Les nouveaux récits / les nouveaux imaginaires
Quelle place ont les récit dans l’engagement humain et dans la capacité à sortir de la crise climatique?

Je pense que l’espèce humaine est en guerre contre les récits qu’elle se raconte. On ne peut pas ne pas se raconter de récits. Il y a Lionel Naccache qui a écrit un livre qui s’appelle Eloge de la discrétion où il explique comment on met en récit des moment “disjoints”.
Par exemple, on n’a pas une conscience de tous les jours qu’on a vécu depuis notre naissance, mais on accepte qu’on a existé depuis qu’on est né : c’est un récit individuel.
Il y a aussi les récits de groupe. Si le récit dominant est celui de l’action climatique, il y aurait de l’action climatique. Et il y a compétition entre plusiuers récits :
– le récit technosolutionniste
– le récit “les causes ne sont pas humaines” (climato-dénialisme)
– le récit “il y a un complot ça n’existe pas”, etc.
Et c’est une guerre de récits. Comment crée-t-on des récits qui sont actionnables, qui vont avoir une projection dans le réel, et qui peuvent fédérer pour qu’on puisse changer nos comportements “groupal”?

Les livres, les films, les histoires, les partis politiques, les groupes, les associations…ce sont des récits à différentes échelles. Soit on multiplie les récits pour faire adhérer un maximum de gens, soit trouver un récit fédérateur pour tout le monde.
Les récits doivent également être contextuels. Si le récit parle d’icebergs et que j’habite à Paris, il aura moins d’influence que s’il raconte la crue de la Seine qui monte. Il faut que le récit soit adapté au vécu de la personne à laquelle le récit est raconté.

Gandhi disait : “l’exemplarité n’est pas une manière d’influencer les choses, c’est la seule“.
Est-ce qu’on a besoin de symboles, de figures pour cristalliser ces récits? Est-ce nécéssaire de passer par cette case-là?

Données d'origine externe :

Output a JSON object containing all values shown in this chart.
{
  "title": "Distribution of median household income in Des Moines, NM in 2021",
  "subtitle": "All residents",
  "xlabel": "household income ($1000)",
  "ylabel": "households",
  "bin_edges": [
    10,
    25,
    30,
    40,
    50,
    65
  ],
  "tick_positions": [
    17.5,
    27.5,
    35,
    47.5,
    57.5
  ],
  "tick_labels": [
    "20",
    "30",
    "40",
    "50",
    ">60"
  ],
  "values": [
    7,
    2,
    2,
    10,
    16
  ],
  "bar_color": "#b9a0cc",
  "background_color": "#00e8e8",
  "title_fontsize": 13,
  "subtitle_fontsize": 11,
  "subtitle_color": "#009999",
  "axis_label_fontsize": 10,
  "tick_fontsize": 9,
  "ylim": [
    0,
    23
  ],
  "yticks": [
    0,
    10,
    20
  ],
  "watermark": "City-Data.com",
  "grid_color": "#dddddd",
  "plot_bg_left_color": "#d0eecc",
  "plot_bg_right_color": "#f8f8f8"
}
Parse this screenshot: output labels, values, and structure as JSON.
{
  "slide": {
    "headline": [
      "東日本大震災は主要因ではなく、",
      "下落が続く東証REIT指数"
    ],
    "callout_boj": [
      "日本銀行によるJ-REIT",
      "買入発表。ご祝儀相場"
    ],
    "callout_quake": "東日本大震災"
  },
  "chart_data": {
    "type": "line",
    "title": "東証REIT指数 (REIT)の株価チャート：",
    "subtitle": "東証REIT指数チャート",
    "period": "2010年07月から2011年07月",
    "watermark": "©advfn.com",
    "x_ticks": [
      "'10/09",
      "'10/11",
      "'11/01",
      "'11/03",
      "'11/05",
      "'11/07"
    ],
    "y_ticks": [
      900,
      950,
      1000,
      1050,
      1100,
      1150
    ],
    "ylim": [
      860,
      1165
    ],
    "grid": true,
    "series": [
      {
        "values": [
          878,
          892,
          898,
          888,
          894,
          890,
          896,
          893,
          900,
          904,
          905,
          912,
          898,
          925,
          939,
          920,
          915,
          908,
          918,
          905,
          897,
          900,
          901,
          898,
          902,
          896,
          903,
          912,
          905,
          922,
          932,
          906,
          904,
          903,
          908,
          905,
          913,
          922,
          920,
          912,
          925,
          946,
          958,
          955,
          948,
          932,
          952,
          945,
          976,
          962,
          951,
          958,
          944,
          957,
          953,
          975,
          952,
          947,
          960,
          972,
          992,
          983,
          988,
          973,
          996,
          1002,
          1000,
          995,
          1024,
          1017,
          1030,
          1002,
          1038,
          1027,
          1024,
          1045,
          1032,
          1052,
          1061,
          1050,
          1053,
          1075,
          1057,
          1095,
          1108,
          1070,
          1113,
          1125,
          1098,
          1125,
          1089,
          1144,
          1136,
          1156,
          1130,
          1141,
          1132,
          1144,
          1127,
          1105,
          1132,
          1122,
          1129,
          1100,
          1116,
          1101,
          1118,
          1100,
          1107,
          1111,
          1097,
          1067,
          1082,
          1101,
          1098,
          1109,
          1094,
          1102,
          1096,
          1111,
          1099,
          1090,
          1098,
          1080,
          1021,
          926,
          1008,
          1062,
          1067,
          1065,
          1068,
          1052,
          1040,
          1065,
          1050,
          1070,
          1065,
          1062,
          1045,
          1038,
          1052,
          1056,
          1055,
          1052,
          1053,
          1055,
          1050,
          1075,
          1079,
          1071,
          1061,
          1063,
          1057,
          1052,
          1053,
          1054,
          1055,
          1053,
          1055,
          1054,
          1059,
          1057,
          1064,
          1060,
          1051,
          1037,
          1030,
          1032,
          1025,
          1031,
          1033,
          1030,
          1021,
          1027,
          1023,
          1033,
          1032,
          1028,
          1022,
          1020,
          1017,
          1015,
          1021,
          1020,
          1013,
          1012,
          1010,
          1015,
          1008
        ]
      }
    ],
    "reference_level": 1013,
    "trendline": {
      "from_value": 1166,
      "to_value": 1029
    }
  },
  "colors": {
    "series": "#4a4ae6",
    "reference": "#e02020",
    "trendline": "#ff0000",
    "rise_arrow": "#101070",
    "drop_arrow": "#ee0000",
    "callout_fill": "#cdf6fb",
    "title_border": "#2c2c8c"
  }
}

J’ai envie de dire non, mais historiquement ça semble être le cas. Je déteste la personnification des idées, du savoir, je trouve que c’est une tare. Mais quelque part, ça semble être quelque chose qui existe dans la majorité des mouvements sociaux, des mouvements de changement de société.
Ces figures doivent-elles être exemplaires “pour que ça marche”? Je ne pense pas : au plus tu es sur un piédestal, au plus les gens sont permissifs. Mais évidemment ça peut aider.
Mais je pense que ce n’est pas une bonne idée. Il faut qu’on trouve une manière de fédérer sans personnifier l’idée. Mais on a besoin de porteurs de messages bien sûr.